# Another Rootbeer Question



## Guest (May 9, 2005)

Anybody know if I can force carb 5 gals of RB in a keg and then bottle it (in glass bottles) without the risk of bottle bombs or losing carbonation? I want to try making rootbeer, but I don't care for the yeast taste present in a batch a friend made. I don't have room to chill 40 bottles of yeasty RB and I don't want to have to drag the keg out everytime the kids want a drink. I also think the kids would prefer the feel of glass over plastic bottles when drinking their brew. Thanks for your help.


----------



## ScottS (Jul 19, 2004)

You can, but you will need a counterpressure bottle filler to preserve the carbonation when you bottle.

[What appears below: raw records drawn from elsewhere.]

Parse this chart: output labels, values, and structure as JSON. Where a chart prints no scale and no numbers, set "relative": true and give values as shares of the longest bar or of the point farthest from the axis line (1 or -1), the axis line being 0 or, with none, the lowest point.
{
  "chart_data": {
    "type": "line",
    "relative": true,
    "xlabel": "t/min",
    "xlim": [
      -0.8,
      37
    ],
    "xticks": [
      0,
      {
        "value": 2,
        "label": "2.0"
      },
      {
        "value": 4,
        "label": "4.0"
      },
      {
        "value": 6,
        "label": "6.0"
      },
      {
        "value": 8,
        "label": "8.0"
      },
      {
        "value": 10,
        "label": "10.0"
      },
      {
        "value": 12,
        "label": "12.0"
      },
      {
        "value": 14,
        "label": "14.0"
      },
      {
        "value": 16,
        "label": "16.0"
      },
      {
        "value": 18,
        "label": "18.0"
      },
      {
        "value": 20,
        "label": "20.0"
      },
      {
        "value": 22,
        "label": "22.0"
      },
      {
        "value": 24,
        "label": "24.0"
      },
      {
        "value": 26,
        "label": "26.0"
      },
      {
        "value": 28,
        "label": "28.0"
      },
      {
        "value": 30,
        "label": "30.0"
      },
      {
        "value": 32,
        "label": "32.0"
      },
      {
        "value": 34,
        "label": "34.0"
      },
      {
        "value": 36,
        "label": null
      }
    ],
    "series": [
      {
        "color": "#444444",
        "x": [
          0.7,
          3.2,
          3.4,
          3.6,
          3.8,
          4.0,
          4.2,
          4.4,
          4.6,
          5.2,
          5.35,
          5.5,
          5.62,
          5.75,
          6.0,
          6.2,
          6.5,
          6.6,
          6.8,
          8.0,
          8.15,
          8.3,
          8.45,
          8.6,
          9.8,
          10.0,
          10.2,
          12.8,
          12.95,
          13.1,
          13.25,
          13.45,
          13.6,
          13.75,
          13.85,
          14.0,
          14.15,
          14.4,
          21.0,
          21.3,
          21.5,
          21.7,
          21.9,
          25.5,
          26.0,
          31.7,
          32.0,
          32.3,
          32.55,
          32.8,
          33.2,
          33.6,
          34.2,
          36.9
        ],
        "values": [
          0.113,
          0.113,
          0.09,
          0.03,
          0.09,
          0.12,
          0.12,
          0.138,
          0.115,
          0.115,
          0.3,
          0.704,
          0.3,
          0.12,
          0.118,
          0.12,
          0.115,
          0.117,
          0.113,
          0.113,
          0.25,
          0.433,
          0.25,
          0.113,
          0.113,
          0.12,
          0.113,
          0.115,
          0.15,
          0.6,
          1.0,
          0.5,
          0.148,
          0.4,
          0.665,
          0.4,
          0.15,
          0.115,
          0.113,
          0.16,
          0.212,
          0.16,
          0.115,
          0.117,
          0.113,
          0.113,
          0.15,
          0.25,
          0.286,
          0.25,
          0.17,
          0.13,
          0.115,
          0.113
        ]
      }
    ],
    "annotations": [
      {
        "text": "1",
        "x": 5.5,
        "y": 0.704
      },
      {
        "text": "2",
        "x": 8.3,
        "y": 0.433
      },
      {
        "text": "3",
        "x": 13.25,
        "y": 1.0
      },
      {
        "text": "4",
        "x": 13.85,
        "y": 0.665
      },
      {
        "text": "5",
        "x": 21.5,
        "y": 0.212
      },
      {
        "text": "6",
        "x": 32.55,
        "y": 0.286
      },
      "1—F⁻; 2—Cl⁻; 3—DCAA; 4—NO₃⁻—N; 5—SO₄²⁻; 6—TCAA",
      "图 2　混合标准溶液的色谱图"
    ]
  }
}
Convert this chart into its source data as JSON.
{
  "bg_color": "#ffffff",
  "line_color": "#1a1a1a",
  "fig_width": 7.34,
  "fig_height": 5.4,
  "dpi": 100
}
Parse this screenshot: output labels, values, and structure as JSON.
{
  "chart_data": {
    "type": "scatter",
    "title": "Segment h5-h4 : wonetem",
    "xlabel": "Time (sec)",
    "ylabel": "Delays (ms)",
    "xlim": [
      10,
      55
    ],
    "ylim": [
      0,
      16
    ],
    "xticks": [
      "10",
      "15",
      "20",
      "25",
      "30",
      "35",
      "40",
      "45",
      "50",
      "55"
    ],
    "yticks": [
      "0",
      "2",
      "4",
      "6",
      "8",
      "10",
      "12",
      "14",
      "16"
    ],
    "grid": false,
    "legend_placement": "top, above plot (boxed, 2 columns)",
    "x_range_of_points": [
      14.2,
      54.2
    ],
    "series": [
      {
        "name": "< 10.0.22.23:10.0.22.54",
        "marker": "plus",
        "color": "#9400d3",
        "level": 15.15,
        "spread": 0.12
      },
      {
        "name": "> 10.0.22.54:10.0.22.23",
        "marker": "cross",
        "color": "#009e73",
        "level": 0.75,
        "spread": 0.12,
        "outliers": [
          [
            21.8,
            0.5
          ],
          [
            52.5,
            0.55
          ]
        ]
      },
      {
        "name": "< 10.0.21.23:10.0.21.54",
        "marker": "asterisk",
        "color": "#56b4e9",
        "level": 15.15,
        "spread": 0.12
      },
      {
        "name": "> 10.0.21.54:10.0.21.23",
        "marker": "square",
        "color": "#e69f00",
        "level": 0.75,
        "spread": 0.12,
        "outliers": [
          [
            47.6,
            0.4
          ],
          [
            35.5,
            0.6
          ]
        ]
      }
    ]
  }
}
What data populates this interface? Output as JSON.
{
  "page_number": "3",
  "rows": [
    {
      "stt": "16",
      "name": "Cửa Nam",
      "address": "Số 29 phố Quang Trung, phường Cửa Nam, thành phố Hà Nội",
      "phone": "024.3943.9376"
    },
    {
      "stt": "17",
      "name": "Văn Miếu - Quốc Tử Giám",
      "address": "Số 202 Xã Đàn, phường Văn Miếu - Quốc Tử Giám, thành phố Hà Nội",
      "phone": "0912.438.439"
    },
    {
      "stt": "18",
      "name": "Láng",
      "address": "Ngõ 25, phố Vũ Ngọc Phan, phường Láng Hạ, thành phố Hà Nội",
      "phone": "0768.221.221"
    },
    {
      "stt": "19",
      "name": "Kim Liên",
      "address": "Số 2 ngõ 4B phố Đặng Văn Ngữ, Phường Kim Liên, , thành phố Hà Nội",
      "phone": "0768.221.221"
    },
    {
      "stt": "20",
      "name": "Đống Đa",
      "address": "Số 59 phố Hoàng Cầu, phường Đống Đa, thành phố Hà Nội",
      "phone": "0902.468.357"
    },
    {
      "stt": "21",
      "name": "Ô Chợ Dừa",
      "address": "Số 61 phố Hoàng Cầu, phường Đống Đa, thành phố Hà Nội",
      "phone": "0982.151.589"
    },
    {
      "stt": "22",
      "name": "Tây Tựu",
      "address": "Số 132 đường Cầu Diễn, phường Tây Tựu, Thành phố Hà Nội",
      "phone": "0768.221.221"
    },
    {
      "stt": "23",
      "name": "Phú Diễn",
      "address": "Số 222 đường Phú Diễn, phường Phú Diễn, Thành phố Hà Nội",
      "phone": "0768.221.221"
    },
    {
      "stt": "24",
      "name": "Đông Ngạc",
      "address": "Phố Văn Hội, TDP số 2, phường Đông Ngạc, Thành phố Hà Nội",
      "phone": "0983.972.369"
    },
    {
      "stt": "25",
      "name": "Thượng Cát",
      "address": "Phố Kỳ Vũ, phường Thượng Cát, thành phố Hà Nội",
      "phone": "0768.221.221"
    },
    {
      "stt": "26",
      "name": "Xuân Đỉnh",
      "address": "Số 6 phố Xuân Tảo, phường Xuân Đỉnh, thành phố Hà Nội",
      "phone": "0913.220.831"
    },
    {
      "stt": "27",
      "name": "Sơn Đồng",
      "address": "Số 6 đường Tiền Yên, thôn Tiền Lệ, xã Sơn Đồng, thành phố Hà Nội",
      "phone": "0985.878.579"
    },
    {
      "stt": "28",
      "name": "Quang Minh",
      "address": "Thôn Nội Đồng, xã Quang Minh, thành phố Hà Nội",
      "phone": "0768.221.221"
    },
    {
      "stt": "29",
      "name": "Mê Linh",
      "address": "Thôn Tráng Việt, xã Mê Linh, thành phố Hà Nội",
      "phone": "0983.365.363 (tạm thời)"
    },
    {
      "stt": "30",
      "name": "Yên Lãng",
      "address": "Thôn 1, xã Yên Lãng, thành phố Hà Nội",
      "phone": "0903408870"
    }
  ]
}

I hear they take a little getting used to.


----------



## mattoleriver (Sep 20, 2003)

Some folks are successful at bottling beer from a keg but I don't know if root beer would work as well, I'm assuming that root beer is more highly carbonated. The simplest(cheapest!)method for bottling a few beers is:
Attach a piece of hose ~12" long to your tap. This hose should be long enough to reach to the bottom of the bottle that is being filled so that the beverage will not splash into the bottle.
Chill the keg AND the bottles to just above the freezing point of the beverage. The colder it is the more CO2 stays dissolved in the beverage.
Reduce the pressure on your gas regulator to the point where it just barely pushes the beverage.
Open your tap fully to reduce foaming as you fill the bottles.
Fill the bottles to the top; when you withdraw the filler tube the fluid level in the bottles should drop to a nearly perfect level.
This method is slow but cheap. If you plan on bottling very often a counter pressure filler may be the way to go.

There are also carbonator caps that have a ball lock fitting that allow you to pressurize a plastic 2 litre pop bottle. The drawbacks are that the caps are expensive (~$12), can only be used on one bottle at a time and they can only be used on the plastic screw top bottles. They are available at many homebrew stores. 
George


----------